‘Unemployed workers’ united


A UNION for the unemployed may seem like a contradiction in terms but that’s exactly what an organisation setting up shop in Frankston is all about.

Australian Unemployed Workers’ Union volunteers will host fortnightly meetings at Frankston Arts Centre to help people on the dole negotiate the welfare system and know their rights when dealing with Centrelink and job agencies.

“Our mission at the Australian Unemployed Workers’ Union is to fight for the basic human rights of unemployed Australians, most of whom are living in poverty,” the group’s mission statement says. “We are fighting back against Australia’s unfair welfare system.

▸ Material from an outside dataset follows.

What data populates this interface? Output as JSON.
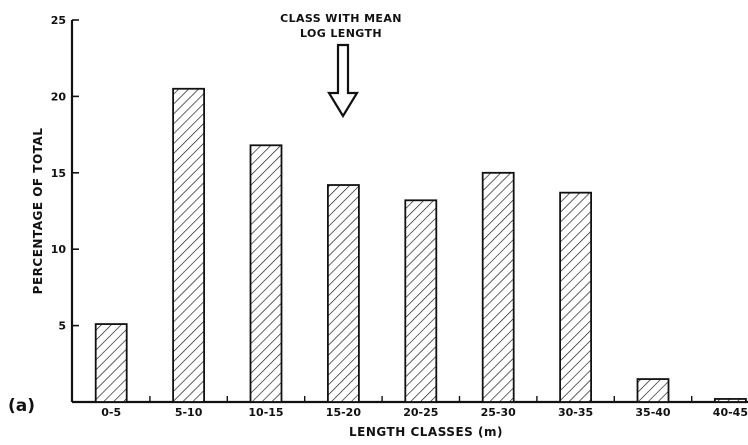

It was recently revealed that the basic Newstart payment is only half of what Australians need to live out of poverty.”

Frankston co-organiser Paul Callanan said the Frankston branch of the AUWU is open to people “from Portsea to Mentone and Crib Point to Cranbourne” and it is free to join.

“It makes sense to have a Frankston branch taking in all those areas,” he said.

The organisation “run for the unemployed by the unemployed” is not a registered union and is an incorporated association, according to Consumer Affairs Victoria records.

The group’s website declares “official endorsements from National Union of Workers (NUW) and the Electrical Trades Union (ETU)”.

Federal Liberal Employment Minister Michaelia Cash slammed the AUWU in June, saying the group’s “sole purpose appears to be keeping members out of gainful employment and encouraging them to shirk their responsibilities.”

Mr Callanan — a former taxi driver, multi-storey plumber and employee of the Cain government era Victorian Economic Development Corporation — said he is helping the AUWU with spreading the word about the nascent Frankston branch online.

The AUWU is calling on all Centrelink payments to be increased to $517 a week; work for the dole programs to be abolished and the axing of privately owned job agencies in favour or reinstating the Commonwealth Employment Service to get the unemployed back to work.

AUWU Frankston branch convener Fae Roth, a Hastings resident and former factory company director, said she got involved in helping the organisation after hearing about its work on community radio station 3CR.

“I don’t think the general public realises how tough some people are doing it,” she said. “Unemployment, redundancies and job losses are affecting people directly more than anything else I can think of in horrific ways.”

She said the factory she worked at for many years was eventually forced to shut its doors due to cheap overseas imports.

The group opposes mandatory drug testing for the unemployed, increased waiting times for the dole and “the completely unjustified expansion of cashless welfare” featuring debit cards for those receiving welfare payments.

An editorial in the September edition of its Fightback! newsletter states: “With the Australian Labor Party and a number on the cross bench failing to commit to voting one way or the other on a number of issues, it’s up to us to let them know why they should oppose these punitive measures”.

“I’m hoping our Frankston branch will be the prototype and role model that will inspire AUWU branches to open up all over Melbourne,” Ms Roth said.

“It’s just so extreme what the parliamentarians get compared to how the unemployed are treated.”